In this scenario, we used the VMware Migration Assistant to go from a Windows Based vCenter 5.5 server using an external SQL DB to the vCSA 6.5.
**Make sure you read the Important Information KB, Upgrade Best Practices KB and the Release Notes (Links valid as of July 3rd 2017)**
Here are the challenges I encountered during my upgrade in chronological order:
- Some previously approved vSphere typologies have been deprecated.

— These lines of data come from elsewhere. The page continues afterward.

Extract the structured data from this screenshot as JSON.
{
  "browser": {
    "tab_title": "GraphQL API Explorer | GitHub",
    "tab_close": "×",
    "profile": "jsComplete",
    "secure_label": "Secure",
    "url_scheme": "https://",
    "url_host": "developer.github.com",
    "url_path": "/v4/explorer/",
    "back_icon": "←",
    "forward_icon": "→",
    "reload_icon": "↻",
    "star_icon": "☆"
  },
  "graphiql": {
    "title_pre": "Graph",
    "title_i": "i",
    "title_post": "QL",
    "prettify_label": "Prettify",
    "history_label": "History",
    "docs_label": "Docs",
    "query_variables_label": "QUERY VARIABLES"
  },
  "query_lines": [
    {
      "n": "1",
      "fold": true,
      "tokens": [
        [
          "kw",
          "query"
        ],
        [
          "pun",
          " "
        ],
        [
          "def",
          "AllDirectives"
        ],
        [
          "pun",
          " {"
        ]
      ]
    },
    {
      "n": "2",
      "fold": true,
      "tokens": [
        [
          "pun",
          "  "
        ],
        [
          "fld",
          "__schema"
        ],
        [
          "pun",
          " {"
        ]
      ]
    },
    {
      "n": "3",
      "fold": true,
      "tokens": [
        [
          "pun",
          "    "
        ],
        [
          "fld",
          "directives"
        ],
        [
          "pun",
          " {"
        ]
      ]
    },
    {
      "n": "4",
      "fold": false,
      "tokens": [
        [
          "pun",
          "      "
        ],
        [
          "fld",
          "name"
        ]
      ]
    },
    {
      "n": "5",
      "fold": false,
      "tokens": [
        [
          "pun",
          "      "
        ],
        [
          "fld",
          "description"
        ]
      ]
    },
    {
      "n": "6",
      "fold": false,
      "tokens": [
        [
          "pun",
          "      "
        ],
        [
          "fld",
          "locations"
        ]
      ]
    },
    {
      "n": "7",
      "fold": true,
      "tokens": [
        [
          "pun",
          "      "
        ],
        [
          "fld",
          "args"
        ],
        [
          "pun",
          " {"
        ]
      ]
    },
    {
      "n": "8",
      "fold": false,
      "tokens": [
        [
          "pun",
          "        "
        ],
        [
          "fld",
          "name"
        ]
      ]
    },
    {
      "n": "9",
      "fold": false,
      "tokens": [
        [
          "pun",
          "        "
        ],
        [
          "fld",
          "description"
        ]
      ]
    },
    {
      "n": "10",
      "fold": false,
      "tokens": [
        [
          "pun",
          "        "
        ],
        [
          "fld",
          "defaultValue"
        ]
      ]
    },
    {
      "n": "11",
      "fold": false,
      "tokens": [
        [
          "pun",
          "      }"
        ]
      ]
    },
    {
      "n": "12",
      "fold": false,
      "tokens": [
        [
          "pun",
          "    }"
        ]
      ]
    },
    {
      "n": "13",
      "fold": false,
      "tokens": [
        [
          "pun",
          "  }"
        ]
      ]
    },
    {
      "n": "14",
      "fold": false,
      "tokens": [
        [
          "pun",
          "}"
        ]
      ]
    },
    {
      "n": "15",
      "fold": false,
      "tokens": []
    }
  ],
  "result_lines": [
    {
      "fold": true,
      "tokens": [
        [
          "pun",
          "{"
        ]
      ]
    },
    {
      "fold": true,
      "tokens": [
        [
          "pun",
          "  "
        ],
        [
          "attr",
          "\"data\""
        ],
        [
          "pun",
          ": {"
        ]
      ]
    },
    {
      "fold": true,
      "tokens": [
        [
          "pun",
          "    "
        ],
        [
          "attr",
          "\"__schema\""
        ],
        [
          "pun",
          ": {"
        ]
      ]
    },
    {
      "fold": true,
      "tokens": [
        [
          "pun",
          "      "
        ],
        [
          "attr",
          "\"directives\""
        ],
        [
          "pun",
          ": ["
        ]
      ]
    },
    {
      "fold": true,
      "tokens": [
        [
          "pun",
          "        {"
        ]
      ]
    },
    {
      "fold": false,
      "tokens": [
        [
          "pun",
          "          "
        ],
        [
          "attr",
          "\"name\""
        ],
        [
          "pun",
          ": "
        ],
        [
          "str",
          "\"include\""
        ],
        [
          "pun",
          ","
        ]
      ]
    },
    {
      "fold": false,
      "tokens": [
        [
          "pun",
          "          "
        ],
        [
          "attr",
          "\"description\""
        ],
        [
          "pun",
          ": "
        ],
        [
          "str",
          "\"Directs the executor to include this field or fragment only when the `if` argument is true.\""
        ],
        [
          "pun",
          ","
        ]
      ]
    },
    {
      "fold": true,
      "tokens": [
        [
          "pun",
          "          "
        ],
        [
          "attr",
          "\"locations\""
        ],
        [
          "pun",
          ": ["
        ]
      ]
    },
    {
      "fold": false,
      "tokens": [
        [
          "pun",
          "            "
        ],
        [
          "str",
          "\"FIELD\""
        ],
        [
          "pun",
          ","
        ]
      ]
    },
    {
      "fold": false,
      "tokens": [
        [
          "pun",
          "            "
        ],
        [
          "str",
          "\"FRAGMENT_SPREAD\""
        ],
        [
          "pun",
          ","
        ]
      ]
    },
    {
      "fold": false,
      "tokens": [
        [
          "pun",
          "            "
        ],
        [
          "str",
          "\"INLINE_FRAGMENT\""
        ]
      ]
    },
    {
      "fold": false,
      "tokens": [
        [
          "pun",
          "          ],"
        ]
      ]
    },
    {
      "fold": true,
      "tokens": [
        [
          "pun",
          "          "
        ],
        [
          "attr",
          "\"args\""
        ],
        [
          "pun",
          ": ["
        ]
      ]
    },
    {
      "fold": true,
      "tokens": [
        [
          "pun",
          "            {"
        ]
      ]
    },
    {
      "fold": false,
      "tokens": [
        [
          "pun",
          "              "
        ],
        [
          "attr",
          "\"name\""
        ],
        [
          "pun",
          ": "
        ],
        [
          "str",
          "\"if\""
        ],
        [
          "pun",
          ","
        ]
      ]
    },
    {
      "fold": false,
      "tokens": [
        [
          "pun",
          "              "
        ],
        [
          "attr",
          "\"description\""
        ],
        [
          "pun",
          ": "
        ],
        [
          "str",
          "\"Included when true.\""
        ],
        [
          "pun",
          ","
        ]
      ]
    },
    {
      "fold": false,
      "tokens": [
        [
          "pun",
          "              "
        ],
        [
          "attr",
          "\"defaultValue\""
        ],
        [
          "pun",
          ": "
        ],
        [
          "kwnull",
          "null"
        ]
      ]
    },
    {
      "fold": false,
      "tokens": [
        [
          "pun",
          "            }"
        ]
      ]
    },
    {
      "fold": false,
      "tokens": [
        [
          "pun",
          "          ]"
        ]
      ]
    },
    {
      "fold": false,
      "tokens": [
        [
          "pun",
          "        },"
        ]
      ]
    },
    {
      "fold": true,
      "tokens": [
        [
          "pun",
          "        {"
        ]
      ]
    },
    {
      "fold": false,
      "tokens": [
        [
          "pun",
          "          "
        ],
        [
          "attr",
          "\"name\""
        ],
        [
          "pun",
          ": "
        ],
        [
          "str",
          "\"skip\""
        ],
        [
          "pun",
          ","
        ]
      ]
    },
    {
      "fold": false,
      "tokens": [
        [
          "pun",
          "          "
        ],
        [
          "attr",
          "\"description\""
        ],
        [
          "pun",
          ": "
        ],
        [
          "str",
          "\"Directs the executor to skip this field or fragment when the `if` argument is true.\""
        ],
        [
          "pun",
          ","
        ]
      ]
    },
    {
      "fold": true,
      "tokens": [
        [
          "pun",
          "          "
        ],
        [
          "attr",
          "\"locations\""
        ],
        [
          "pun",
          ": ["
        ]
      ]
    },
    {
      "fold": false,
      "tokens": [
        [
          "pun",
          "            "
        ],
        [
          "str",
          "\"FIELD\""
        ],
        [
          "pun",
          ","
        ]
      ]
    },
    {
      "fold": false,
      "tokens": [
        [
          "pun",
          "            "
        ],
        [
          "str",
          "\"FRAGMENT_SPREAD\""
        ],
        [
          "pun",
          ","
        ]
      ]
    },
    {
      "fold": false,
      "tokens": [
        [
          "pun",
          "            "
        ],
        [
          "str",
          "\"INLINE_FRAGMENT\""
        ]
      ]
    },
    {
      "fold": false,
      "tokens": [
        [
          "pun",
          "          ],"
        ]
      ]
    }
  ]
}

If necessary, reconfig your topology prior to upgrading to vSphere 6.5. https://kb.vmware.com/selfservice/search.do?cmd=displayKC&docType=kc&docTypeID=DT_KB_1_1&externalId=2147672
- Run the VMware Migration Assistant Pre-checks prior to your upgrade window to have time to resolve any potential issues. In my case, I had to remove the Update Manager extension. Prior to the upgrade. The Update Manager Service was setup on another Windows Server and since UM is now part of the vCSA, I decided to rebuild it from scatch on the vCSA. The set up was similar to perious versions.
- Confirm you do not have the same names used for Virtual Distributed Switches and Virtual Distibuted Portgroups. https://kb.vmware.com/selfservice/microsites/search.do?language=en_US&cmd=displayKC&externalId=2147547
- Delete as many tasks, events and historical performance data from the VC DB as allowed by company policy. This will cut the conversion time and minimize errors. In my environment, I had to go down to 40 days to move forward in the upgrade. https://kb.vmware.com/selfservice/microsites/search.do?language=en_US&cmd=displayKC&externalId=2110031 and https://kb.vmware.com/selfservice/microsites/search.do?language=en_US&cmd=displayKC&externalId=2110031
- At this point, the upgrade was now going far enough where the vCenter Server was registering as version 6.5 in the PSC, then failing… The vpxd_firstboot.py_XXXXX_stdout.log showed the following failure when trying to re-run the upgrade.
- I was unable to upgrade, since it thought it was already at version 6.5. This required the use of jxplorer to delete the offending service prior to retrying the upgrade. Here's a link to resolve this issue: http://kenumemoto.blogspot.com/2017/05/vcenter-65-upgrade-problem-occurred.html
- After another failed upgrade, we were able to start the vCenter Service (vpxd) after initializing the embedded vPostgres DB... Essentially overwriting the entire contents of the DB… the problem seems to be pointing to the source vCenter DB. Given the complexity of our environment, starting from scratch was not an option.
- Ultimately, our vCenter 5.5 SQL vCenter DB was FTP'd to VMware so they were able to perform the upgrade and replicate the failure. The escalation team was able to perform the upgrade in verbose mode to monitor each step of the upgrade. They were able to successfully start the vpxd service after truncating the “vpx_field_val” table. This contained all the Custom Attribute info. When I saw the offending entries, they were employees who were no longer with the company. These entries were pointing to VMs that no longer existed, and this was halting the upgrade... for some reason, these orphaned entries were not properly removed from VC DB. No solid explanation was received, it could have been an un-graceful shutdown of the vCenter or sql server, iSCSI traffic issue, etc.
- Our SQL DBA truncated the table named "vpx_field_val"
- Prior to performing the upgrade the final time, I exported all the Custom Attributes to a .csv file. After the successful upgrade, I used powershell and powercli to re-inject the info into vcenter. (There was no way I was going to manually enter all those attributes for each of the 300+ VMs.)
- To confirm the status of the upgrade few the following log: /var/log/firstboot/firstbootStatus.json
- Add a Static DNS entry for your new vCSA. Since the vCSA is running on a version of linux, we can no longer leverage Windows Dynamic DNS updates and the existing entry will eventually age out.